On 25 April, Nepal was hit by a massive earthquake measuring 7.8 on the Richter scale. It has killed thousands of people, injured thousands more, and destroyed almost 300,000 homes and heritage buildings in this Himalayan nation.
The Nepalese army is running one of the largest relief camps in Kathmandu at the Tundikhel parade ground, but it relies on local and international NGOs for donations of food and water.
The affected people are living in different relief camps across the country. Estimates suggest 2.8 million people have been displaced by the earthquake.
The biggest relief camp, where more than 10,000 people are living, is at the army ground in Kathmandu. “We took over the camp on 27 April. The whole area was dirty as more than 11,000 people spent two nights under open sky. Due to the efforts of many international NGOs, we got access to water and sanitation and the make-shift toilets for both men and women. We are a team of 250 Nepalese army [officers] working in the camp,” said Prayog Rana, the Nepalese army colonel in charge of the relief camp.

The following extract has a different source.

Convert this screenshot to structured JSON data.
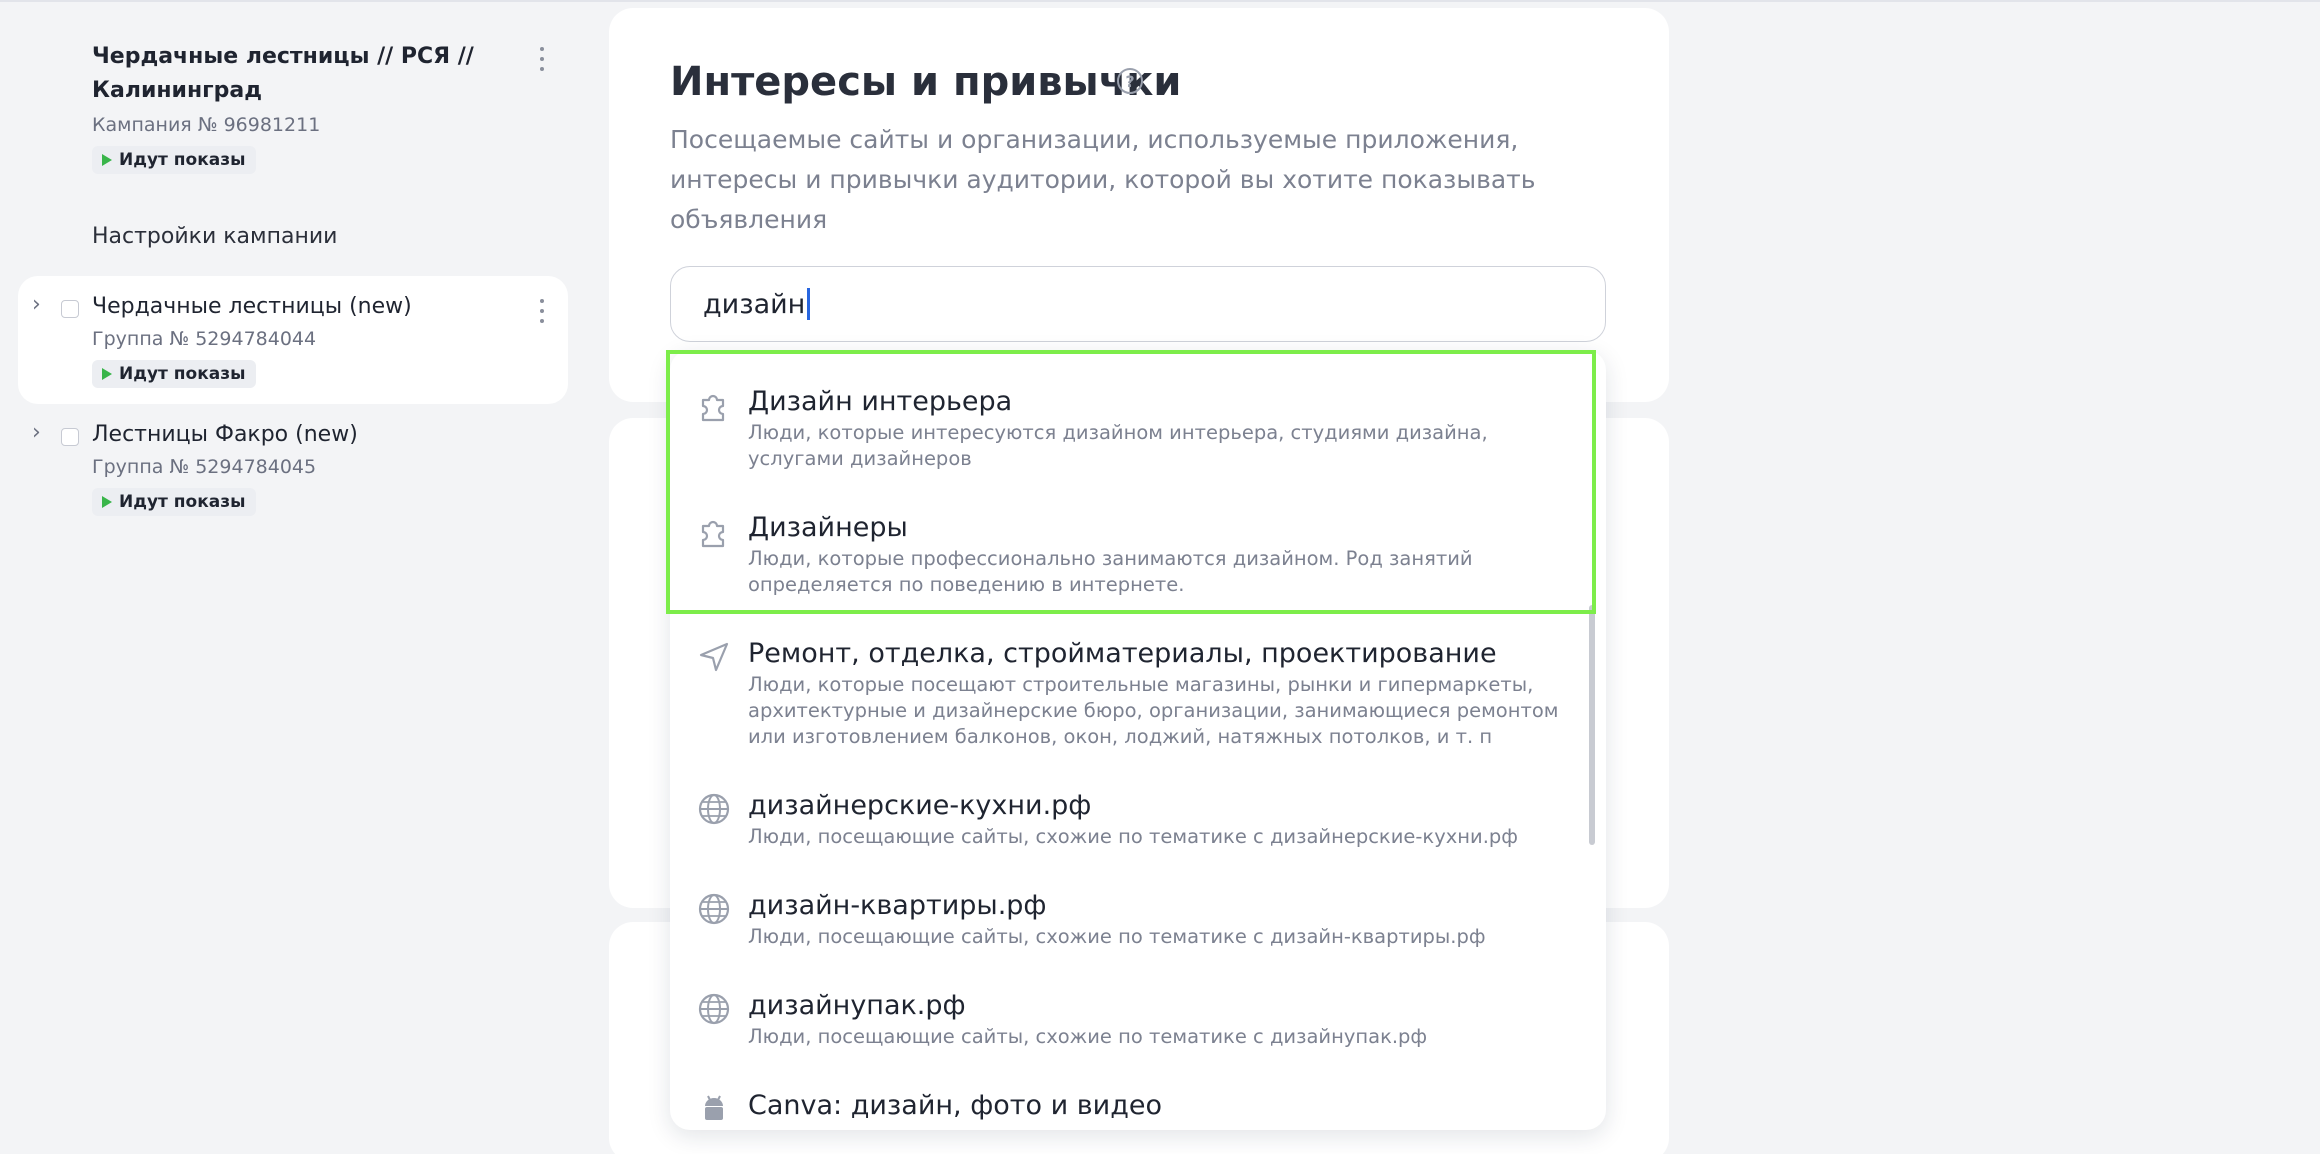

There is an ever-present threat of an outbreak at the relief camp, where displaced people fear contracting an infectious disease due to a lack of access to clean water and sanitation. “We are trying our best to maintain sanitary conditions, but with so many people, it is tough. Attempts are being made to provide water-purification tablets so that water borne diseases can be prevented,” an aid worker said.
Children, women and men form queues to receive food. The residents of the relief camps have been surviving on rationed food and water. Food here mostly comprises packed biscuits or slices of bread. The food is handed out individually to each and every person.
The Nepalese army, who are running the relief camp, distribute food twice a day. Water has become a major concern in this situation. “We get water three times a day (1 liter per person) and food twice a day. I don’t know for how long we will survive on biscuits and breads. We miss eating our rice with vegetables,” said Yogita Sheshtra, who is living in the camp.
“These tents are overcrowded and uncomfortable. I haven’t slept properly ever since I came here, because I am always scared and I feel unsafe sleeping like this,” said Dina Shahi, 35, whose house was devastated by the deadly quake and who now lives in a make-shift tent.